The result of the hashing algorithm may be truncated to any desired length greater than 3. The size of the payload defines the significance stored, as the Keyed Hash Value takes up the remaining space in the payload. You can thus trade off security for file size. However, an implementation must provide a mechanism to establish a minimum-acceptable length, and KHSH values shorter than this will be considered un-authenticated.

KHSH-ab(67) Chunk Payload

The payload is structured exactly the same as the plain KHSH-ab(67) chunk, consisting of a Key Instance, a list of Chunk IDs and the keyed hash value for the combined Chunks.

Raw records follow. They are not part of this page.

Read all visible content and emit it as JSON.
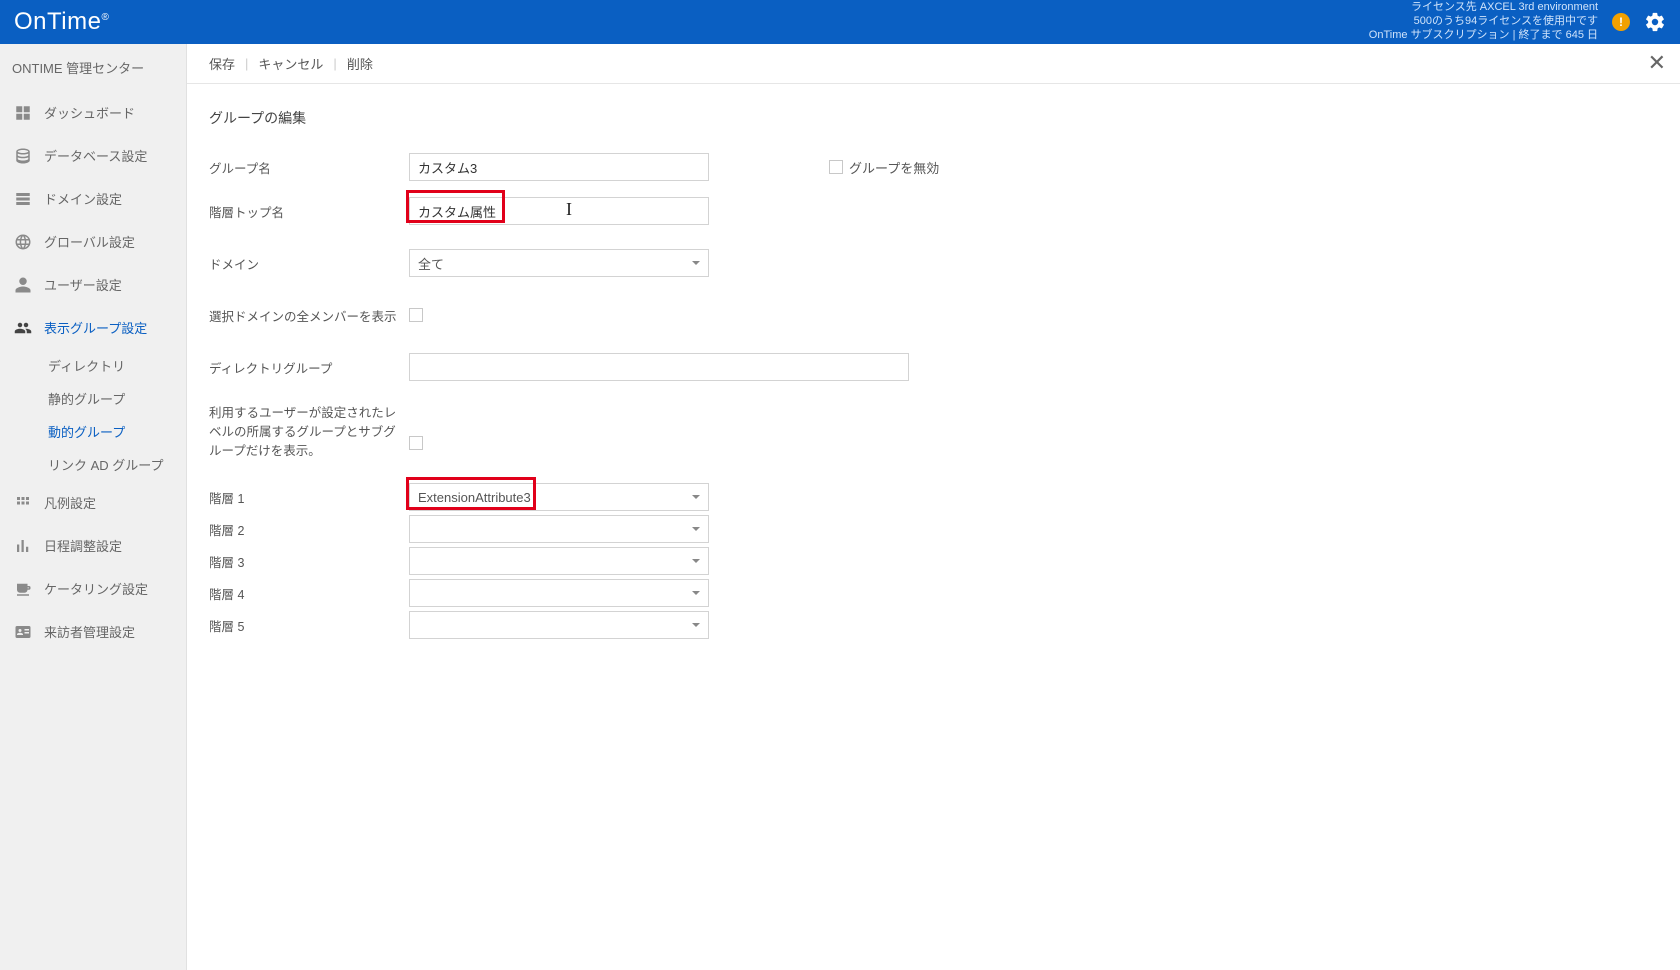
{
  "header": {
    "logo": "OnTime",
    "license_line1": "ライセンス先 AXCEL 3rd environment",
    "license_line2": "500のうち94ライセンスを使用中です",
    "license_line3": "OnTime サブスクリプション | 終了まで 645 日"
  },
  "sidebar": {
    "title": "ONTIME 管理センター",
    "items": [
      {
        "label": "ダッシュボード"
      },
      {
        "label": "データベース設定"
      },
      {
        "label": "ドメイン設定"
      },
      {
        "label": "グローバル設定"
      },
      {
        "label": "ユーザー設定"
      },
      {
        "label": "表示グループ設定",
        "active": true
      },
      {
        "label": "凡例設定"
      },
      {
        "label": "日程調整設定"
      },
      {
        "label": "ケータリング設定"
      },
      {
        "label": "来訪者管理設定"
      }
    ],
    "subitems": [
      {
        "label": "ディレクトリ"
      },
      {
        "label": "静的グループ"
      },
      {
        "label": "動的グループ",
        "active": true
      },
      {
        "label": "リンク AD グループ"
      }
    ]
  },
  "toolbar": {
    "save": "保存",
    "cancel": "キャンセル",
    "delete": "削除"
  },
  "form": {
    "section_title": "グループの編集",
    "labels": {
      "group_name": "グループ名",
      "disable_group": "グループを無効",
      "top_name": "階層トップ名",
      "domain": "ドメイン",
      "show_all_members": "選択ドメインの全メンバーを表示",
      "directory_group": "ディレクトリグループ",
      "level_note": "利用するユーザーが設定されたレベルの所属するグループとサブグループだけを表示。",
      "tier1": "階層 1",
      "tier2": "階層 2",
      "tier3": "階層 3",
      "tier4": "階層 4",
      "tier5": "階層 5"
    },
    "values": {
      "group_name": "カスタム3",
      "top_name": "カスタム属性",
      "domain_selected": "全て",
      "tier1_selected": "ExtensionAttribute3",
      "tier2_selected": "",
      "tier3_selected": "",
      "tier4_selected": "",
      "tier5_selected": ""
    }
  }
}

The difference is that this -a form is tied to the matching DATA instance, and the list of Chunk IDs indicates chunks that must be present (and correct) when extracting this file from the archive.

KHSH-ab(68) Chunk Payload

This does not contain a keyed hash value, but rather provides a level of indirection. It serves to associate multiple KHSH records with the same DATA chunk. Using KHSH-ab(67), there could only be one such chunk with the corresponding instance number. Plain KHSH-ab(67) is the same type of record but with an arbitrarily-assigned instance number. You can have as many of those as you like. This (subtype 68) form lists which plain ones apply.

The payload contains 1 or more uintV values, which are interpreted as instance numbers of plain KHSH-ab(67) chunks. The union of all the Chunk IDs listed in those indirect chunks is the list of chunks that must be present (and correct).

The same Chunk ID may be listed in multiple records, both refered to from this chunk. One use is to give the same list of Chunk IDs in each record, but computed for different keys. Another use is to break up the list of chunks into smaller lists.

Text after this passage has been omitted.